A Sunday roast is not conducive to being served in a commercial environment. It's a meal that is at its best served immediately as the primary components don't do well left sitting around under a hot lamp. Roast potatoes need to be served immediately from the oven as they will rapidly lose their crispness and become a shadow of their former selves. A joint of medium rare roast beef needs to be served within 20 minutes of being removed from the oven and sliced immediately before serving, likewise a leg of lamb or loin of pork. Vegetables should be steamed and not boiled and gravy should never be allowed to wallow in tepid warmth, forming a skin and coagulating into a thick, viscous paste.

Very rarely a restaurant or pub will manage to pull off something acceptable (the potatoes can never be achieved) but never will it match a good, home cooked roast. It's an elusive part of Britishness for most tourists and not one that I'd advocate seeking out unless you can manage to secure a proper home cooked one.

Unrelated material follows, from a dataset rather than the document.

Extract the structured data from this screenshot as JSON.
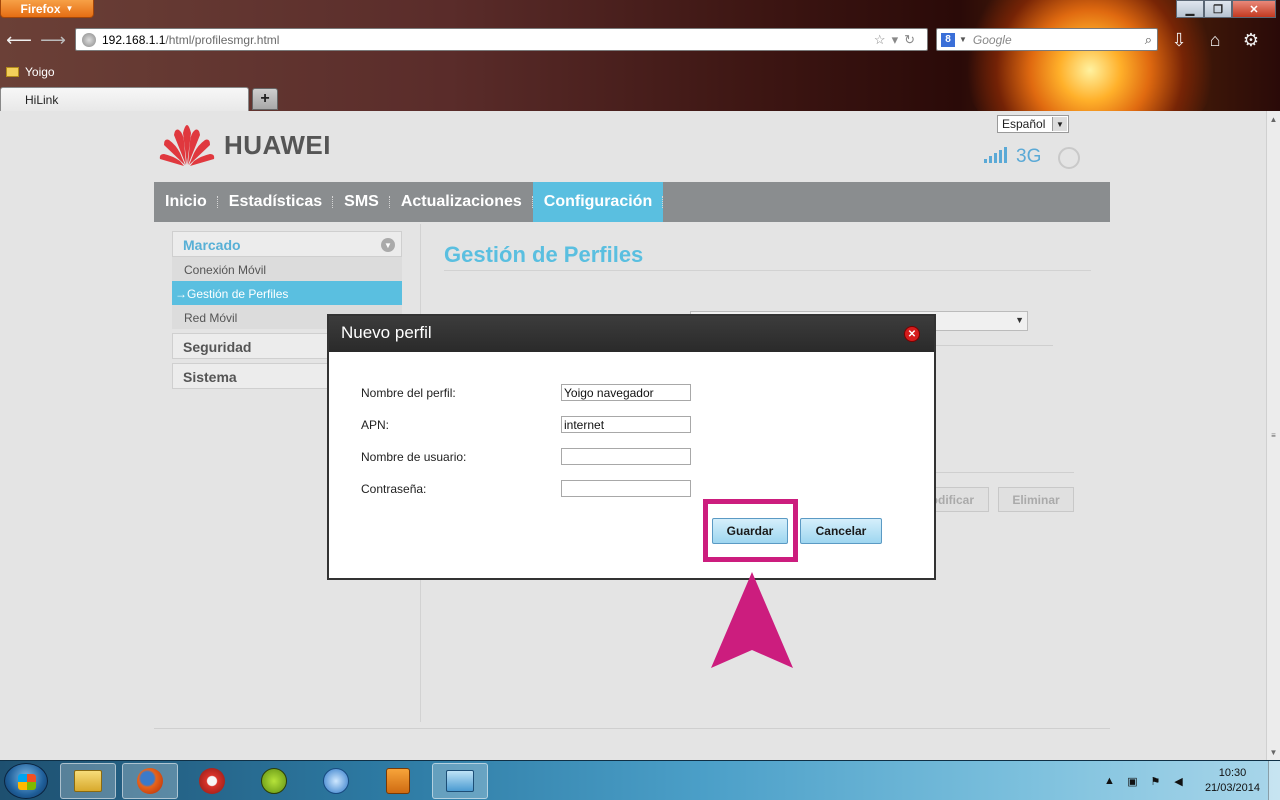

I've tried to compare it to something similar in Danish cuisine but it looks like there's nothing to get excited about.

Posted by
971 posts

JC I think you can swap the roast beef for roast pork if you want the Danish equivalent. It needs to get enough heat have a proper crispy crackling, without drying out the meat. And if you dont serve it within 30 minutes that crackling will become soft. Not something I would recommend getting from a pub either.

Posted by
4580 posts

Great Roast!
It was delicious, if not traditional.

I passed this when I was in York last, it did not look appealing. A joint of roast pork loin sat under a hot lamp in the window (and some other joints of meat) who only knows how long it was sat there, slowly drying out. Their website states "freshly sliced meat" not "freshly roasted meat", a telling difference. I had lunch at a Polish restaurant instead and quite nice it was too.